Degott« suivre le jeu d’une étamine  
sur un œillet violet   
qui s’entrouvre et qui s’illumine  
d’une larme de lait… » (1)  
  
Entre taxidermie florale et mouvement  
Comme à l’accoutumée, les poèmes qui composent ce recueil s’écrivent pour la plupart en marchant, retraçant une expérience qui s’enracine dans la contingence du monde, articulant l’expérience paysagère actuelle, le passé qui renaît dans la marche, et la création littéraire en route. Les nombreuses fleurs qui émaillent ce recueil (myosotis, digitales, volubilis…) dessinent ainsi une subtile analogie entre le poème et le bouquet (« quand il m’arrive / d’y faire un bouquet de spirées / tu vois, il faut que je l’écrive », p. 17) comme art de la composition et de l’articulation, y compris de réalités contraires. Une équivalence est ainsi proposée entre le bouquet et l’écriture, forme de taxidermie florale, non figée dans sa contingence mais ouverte à un horizon de possibles. Car le poème, loin d’être une simple transcription de l’expérience, comporte un mouvement interne, mouvement auquel participe le vers régulier cher à Bertrand Degott :   
  
à la fin du parcours ses fleurs sont si jolies  
qu’avec des graminées j’ai cueilli pour ta fête  
toutes les fleurs des champs de la mélancolie
(2)   
  
Le mot « mélancolie », à la rime, est doublement attendu par l’oreille, d’une part à cause du rythme fortement marqué du vers, d’autre part en raison de l’appel de la rime, riche, avec « ancolie ». Dans le même temps, on s’arrêterait volontiers à « fleur des champs » qui, en tant qu’expression lexicalisée, freine la lecture, le complément du nom final fonctionnant un peu comme une hyperbate, un raccord. Ainsi, le poème crée-t-il un remous de langue, un remous qui entraîne poète et lecteur dans son mouvement.  
  
« Le sens de la marche »  
Ce mouvement n’est autre que celui, familier et étrange, du vers régulier. Le vers régulier, avant que d’être un vers compté, est un vers marché, un vers dont la cadence emprunte le rythme des pas, le plus souvent chaloupée et brinquebalante, swinguant tranquillement ses incertitudes.  

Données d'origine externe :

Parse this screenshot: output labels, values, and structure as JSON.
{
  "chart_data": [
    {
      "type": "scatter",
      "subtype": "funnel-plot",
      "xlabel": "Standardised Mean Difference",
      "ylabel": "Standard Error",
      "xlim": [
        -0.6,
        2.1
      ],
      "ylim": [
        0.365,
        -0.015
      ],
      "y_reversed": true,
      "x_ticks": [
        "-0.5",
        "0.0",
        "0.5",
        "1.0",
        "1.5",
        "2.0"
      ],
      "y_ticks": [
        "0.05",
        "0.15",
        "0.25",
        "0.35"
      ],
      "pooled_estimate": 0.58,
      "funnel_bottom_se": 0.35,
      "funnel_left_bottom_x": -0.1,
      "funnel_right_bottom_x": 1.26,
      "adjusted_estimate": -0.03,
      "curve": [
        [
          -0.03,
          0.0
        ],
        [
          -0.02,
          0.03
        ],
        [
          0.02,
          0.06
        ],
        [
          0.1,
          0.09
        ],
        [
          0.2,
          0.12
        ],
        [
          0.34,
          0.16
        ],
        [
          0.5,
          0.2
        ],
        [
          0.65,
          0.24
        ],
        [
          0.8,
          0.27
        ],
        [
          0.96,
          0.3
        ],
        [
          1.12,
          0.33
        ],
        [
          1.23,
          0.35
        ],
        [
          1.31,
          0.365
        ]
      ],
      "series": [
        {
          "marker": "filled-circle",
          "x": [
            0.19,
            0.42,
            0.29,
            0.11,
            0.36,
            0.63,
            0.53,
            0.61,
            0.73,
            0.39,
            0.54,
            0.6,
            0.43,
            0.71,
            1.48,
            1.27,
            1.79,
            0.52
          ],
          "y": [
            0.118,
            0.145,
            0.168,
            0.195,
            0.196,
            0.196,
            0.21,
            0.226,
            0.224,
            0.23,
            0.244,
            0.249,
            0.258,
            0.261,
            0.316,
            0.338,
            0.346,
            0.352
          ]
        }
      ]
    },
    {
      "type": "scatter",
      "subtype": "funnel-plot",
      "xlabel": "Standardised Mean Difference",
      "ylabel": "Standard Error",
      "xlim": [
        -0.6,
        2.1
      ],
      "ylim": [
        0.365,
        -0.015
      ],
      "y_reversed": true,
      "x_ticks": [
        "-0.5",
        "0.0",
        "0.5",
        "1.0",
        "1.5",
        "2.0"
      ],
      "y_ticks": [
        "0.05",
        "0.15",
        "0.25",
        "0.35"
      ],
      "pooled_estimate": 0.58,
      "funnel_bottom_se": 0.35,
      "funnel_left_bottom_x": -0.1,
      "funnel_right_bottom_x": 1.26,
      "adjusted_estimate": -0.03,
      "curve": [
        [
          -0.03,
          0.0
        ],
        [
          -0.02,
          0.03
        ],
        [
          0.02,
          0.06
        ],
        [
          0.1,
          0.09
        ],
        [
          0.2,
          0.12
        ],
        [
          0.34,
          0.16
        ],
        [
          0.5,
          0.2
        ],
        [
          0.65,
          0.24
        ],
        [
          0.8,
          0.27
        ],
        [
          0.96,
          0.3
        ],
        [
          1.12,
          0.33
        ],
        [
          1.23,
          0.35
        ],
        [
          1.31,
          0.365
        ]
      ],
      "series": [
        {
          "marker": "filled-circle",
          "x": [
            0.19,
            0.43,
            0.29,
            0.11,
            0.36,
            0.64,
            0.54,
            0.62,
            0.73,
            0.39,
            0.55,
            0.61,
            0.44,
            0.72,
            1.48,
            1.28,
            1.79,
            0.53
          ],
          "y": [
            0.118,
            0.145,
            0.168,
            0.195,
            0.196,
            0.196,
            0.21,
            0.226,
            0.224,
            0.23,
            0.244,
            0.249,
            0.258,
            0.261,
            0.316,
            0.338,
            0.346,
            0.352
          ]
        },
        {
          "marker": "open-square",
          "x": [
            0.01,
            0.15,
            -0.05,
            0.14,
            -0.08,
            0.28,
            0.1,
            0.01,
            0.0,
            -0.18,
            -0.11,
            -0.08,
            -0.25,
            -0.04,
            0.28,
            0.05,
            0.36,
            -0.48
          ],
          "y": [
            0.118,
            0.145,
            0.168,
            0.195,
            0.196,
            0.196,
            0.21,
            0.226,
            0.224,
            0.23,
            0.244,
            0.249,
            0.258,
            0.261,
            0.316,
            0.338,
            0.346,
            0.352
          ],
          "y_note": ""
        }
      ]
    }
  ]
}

Le pas de Bertrand Degott n’a rien de linéaire, et le poème marché articule différents horizons sémantiques (anthropologiques, poétiques). Comme le pas humain se compose d’un mouvement vertical et d’un mouvement horizontal (« qu’est-ce qui fait que soulevant / l’un après l’autre le pied gauche / puis le droit tu vas de l’avant ? », p. 69), la marche poétique convertit un moment de piétinement (dans l’ordre cinétique) et un mouvement de ressassement (dans l’ordre anthropo-poétique) et une embardée, une poussée vers l’avant – un ressaisissement. Ainsi, le sens de la marche comporte à la fois une logique interne, verticale, et une logique externe, horizontale. Fonction mnésique (verticale) de la marche – puits de l’âme convoquant le silence, les amours en deuil et les fleurs fanées :  
  
tu n’es plus là mais ta présence m’accompagne  
si je perds le fil de tes pas j’oublie ta voix  
presque aussitôt le découragement me gagne
(3)  
  
Fonction horizontale qui dans le même temps pousse vers la reconquête de soi :  
  
mes chers absents je vous écoute  
me parler tandis que j’essuie  
une larme et poursuis ma route
(4)   
  
En ce sens, le poème consiste bien en une taxidermie florale, à condition de le penser comme un objet non figé, convertissant un mouvement  d’effritement et de désagrégation en un objet dynamique et mouvant, construisant du liant au sein même de l’intuition de la disparition et de la mort (« chaque pas nous lie et nous désassemble », p. 64).  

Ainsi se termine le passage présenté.